De acordo com o mais recente relatório oficial da atividade de jogo online (4.º trimestre de 2024), a indústria do jogo em Portugal continua a crescer a um ritmo acelerado: 323 milhões de euros em receita bruta, mais 42,1% face ao ano anterior. Existem já mais de 4,7 milhões de registos em plataformas de apostas, com 300 mil novas adesões apenas no último trimestre. E entre os novos jogadores, 33,1% têm entre 18 e 24 anos, o público de eleição dos influenciadores digitais.
Cristina Judas critica a forma como figuras públicas estão a promover estas marcas: “Vemos atores com décadas de carreira, cantores populares e influencers com milhões de seguidores a associar-se a estas marcas como se estivessem a promover uma nova linha de roupa. Mas o que estão a vender não é um produto: é uma ilusão. E quando ela rebenta, o impacto é devastador.”
A especialista reforça que os conteúdos chegam a todos, mas afetam de forma particular os mais vulneráveis: jovens, adolescentes e famílias em dificuldades financeiras. O risco está na utilização da confiança que estas figuras detêm para incentivar comportamentos que podem levar ao endividamento e à exclusão.
Cristina Judas aponta ainda para o caso do Brasil como exemplo do que pode estar por vir. A influenciadora Virgínia Fonseca, com milhões de seguidores, foi uma das visadas em ações judiciais por alegadamente ter promovido plataformas associadas a perdas financeiras de utilizadores. “O Brasil mostra-nos o que pode acontecer cá, se continuarmos a fingir que isto não tem impacto. O que hoje é um story com luzes, códigos de desconto e promessas de jackpot, amanhã pode ser um drama familiar escondido por vergonha e endividamento.”

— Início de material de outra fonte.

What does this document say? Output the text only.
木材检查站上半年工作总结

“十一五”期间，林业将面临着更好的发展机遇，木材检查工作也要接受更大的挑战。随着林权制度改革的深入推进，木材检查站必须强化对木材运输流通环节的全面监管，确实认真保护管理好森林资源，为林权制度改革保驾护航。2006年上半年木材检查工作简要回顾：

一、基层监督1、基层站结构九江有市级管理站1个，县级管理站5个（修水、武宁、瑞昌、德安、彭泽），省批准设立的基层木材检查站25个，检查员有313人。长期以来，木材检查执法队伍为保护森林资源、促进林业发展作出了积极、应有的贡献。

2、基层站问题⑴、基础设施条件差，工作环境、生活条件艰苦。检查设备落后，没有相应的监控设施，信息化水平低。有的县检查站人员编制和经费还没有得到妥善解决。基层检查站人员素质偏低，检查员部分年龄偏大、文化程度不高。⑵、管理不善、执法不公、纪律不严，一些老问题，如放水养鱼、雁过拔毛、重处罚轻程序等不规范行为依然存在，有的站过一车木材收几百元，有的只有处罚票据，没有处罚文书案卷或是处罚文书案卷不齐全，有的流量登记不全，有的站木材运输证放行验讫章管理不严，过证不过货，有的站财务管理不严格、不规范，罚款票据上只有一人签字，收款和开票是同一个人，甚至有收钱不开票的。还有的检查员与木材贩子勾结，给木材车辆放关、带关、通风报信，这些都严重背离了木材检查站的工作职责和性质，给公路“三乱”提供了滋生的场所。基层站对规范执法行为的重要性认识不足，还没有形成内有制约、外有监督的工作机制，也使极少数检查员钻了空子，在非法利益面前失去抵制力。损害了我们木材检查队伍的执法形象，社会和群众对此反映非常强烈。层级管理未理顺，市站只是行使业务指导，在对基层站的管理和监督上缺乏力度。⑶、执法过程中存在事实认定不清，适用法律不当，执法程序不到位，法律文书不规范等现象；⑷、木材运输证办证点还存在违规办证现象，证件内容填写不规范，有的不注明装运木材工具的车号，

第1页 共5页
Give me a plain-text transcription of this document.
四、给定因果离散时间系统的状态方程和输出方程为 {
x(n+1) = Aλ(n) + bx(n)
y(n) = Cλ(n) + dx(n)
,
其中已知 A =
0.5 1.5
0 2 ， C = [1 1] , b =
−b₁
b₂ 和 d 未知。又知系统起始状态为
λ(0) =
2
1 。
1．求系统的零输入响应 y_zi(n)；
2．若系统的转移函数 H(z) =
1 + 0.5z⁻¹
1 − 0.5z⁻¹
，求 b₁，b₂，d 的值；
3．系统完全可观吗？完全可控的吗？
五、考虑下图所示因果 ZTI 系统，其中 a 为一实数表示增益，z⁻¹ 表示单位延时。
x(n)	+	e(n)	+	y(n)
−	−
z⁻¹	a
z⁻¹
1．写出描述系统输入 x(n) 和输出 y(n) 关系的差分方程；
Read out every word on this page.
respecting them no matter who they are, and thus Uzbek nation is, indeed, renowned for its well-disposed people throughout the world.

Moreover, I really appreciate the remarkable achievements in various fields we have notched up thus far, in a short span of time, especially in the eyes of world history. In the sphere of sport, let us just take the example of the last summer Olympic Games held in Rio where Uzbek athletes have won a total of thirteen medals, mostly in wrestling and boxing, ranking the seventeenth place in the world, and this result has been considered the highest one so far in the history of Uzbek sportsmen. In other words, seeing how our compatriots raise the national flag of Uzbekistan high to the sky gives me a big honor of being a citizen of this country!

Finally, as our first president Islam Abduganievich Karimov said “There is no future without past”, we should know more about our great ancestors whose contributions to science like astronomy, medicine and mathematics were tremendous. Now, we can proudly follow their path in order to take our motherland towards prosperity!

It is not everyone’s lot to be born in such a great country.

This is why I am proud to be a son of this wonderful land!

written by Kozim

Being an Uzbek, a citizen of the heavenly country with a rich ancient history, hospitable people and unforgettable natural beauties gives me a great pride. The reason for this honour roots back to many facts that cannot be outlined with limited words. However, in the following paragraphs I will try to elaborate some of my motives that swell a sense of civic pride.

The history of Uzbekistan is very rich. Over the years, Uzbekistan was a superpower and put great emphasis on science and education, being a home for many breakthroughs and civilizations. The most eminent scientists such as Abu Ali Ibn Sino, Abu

E o impacto não se limita a quem joga. “As crianças não estão a apostar ainda, mas estão a observar. Estão a absorver a mensagem de que o dinheiro fácil é uma solução. Que sorte é mais valiosa que esforço. E isso é o contrário de educação financeira, é deseducação emocional e cognitiva”, sublinha Cristina Judas.
O mesmo relatório revela que 292 mil pessoas já pediram autoexclusão voluntária por problemas com o jogo, um aumento de 36% num ano.
Perante este cenário, Cristina defende medidas urgentes como regras claras para a publicidade de apostas online, especialmente em conteúdos visíveis por menores; penalizações para campanhas que romantizem o risco; e um compromisso ético de influenciadores e marcas com a proteção da infância.
“A educação financeira começa muito antes da primeira mesada. Começa nas mensagens que os nossos filhos consomem todos os dias. E, neste momento, essas mensagens estão a falhar”, conclui Cristina Judas.